Depuis, jour après jour, les villageois fréquentent le bar, heureux d’y retrouver un morceau de chez eux, et dénigrant les dons des autres, toujours autour d’un bon petit verre.
Devant l’étroite porte d’entrée de notre bar communal, deux hommes attendaient déjà impatiemment l’ouverture.
— Eh, oh, ouverture à 8 heures, Seb ! C’est ce qu’il y a marqué sur ton affiche.
— C’est comme les restaurants, jamais qu’une suggestion, les horaires ! plaisanta Seb en glissant la clé dans la serrure de la porte rouge. Pour la voir de loin ! avait-il expliqué en la peignant.
En un rien de temps, accoudé au bar, il nous servit respectivement un café, un rosé et un Irish coffee. Tous payés par la maison.
La discussion tourna autour de Jacqueline.
— C’était vraiment une mouche par l’oreille ? me demanda Germain, son ventre frottant contre le comptoir en bois.

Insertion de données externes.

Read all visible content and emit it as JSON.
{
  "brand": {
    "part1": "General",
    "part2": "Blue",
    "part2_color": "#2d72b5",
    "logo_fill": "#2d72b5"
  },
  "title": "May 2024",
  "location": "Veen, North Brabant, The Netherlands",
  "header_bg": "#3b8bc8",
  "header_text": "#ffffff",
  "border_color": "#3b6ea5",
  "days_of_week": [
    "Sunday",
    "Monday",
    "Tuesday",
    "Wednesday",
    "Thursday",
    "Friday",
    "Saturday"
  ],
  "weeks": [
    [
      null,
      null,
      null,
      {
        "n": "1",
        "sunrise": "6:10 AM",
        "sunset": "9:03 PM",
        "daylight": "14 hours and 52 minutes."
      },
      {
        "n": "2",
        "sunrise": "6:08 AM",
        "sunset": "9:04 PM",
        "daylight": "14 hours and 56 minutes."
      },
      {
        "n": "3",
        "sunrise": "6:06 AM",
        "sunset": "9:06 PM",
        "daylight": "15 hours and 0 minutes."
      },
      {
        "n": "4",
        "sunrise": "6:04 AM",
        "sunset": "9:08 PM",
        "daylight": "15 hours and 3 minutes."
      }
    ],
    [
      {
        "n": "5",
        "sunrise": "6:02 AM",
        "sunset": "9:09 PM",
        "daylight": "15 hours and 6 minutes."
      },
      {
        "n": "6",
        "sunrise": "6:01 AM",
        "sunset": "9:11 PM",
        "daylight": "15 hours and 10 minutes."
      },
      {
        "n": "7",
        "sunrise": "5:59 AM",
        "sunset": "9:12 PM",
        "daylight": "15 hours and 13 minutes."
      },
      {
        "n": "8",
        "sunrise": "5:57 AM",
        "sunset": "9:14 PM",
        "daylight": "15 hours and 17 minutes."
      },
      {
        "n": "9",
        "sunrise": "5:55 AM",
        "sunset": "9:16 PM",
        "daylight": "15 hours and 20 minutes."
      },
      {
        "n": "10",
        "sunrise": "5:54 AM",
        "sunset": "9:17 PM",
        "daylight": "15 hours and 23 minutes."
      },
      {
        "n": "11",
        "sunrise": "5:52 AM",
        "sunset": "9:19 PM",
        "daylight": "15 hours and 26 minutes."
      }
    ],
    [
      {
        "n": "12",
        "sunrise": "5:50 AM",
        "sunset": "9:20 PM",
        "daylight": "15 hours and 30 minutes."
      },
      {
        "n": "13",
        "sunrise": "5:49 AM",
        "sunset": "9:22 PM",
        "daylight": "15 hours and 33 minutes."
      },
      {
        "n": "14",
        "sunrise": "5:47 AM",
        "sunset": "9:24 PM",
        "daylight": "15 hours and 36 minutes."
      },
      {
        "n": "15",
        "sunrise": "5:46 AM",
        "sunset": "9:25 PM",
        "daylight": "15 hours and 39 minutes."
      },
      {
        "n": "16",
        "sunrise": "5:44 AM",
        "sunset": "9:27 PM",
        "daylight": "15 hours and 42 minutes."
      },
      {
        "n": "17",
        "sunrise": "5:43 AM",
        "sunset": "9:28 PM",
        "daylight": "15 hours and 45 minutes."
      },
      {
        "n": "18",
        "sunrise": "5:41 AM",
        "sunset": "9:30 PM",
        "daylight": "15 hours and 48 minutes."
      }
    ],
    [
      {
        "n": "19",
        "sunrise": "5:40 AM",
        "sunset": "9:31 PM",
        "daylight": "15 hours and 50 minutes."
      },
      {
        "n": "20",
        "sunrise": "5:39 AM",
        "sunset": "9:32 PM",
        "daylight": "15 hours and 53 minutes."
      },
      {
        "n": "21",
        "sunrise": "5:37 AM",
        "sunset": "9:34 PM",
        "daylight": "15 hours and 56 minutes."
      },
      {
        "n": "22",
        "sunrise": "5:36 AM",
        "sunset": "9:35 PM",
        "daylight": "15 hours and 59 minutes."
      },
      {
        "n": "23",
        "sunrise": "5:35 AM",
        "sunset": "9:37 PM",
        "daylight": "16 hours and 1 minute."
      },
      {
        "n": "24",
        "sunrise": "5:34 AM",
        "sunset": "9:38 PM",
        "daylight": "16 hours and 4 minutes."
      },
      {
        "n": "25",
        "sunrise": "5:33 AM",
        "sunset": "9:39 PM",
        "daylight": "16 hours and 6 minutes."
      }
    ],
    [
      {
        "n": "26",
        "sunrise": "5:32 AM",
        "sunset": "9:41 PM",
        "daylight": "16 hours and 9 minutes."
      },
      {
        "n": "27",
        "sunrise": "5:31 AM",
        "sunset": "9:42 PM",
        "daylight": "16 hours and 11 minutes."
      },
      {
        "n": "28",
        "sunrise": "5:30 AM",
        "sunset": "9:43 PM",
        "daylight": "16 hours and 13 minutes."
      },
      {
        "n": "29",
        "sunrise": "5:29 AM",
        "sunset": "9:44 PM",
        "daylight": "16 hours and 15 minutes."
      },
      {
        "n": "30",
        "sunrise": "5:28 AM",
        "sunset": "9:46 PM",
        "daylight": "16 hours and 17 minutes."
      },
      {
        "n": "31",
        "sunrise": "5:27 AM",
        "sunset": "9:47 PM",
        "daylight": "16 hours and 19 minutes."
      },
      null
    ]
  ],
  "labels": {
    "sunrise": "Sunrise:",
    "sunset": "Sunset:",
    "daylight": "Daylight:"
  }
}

— Je ne sais pas si c’est vrai, mais pourquoi diable crois-tu qu’une mouche dans une oreille peut provoquer un décès ? rétorquai-je en riant.
— Bah, ces bestioles, ça pond des œufs partout, c’est sale ! Une infection ? Ça lui aurait rongé le cerveau ! répondit Germain.
— Tu me dis, chez Jacqueline, la misérable mouche n’aurait pas eu grand-chose à ronger…, répliqua Jean-Yves en avalant son café.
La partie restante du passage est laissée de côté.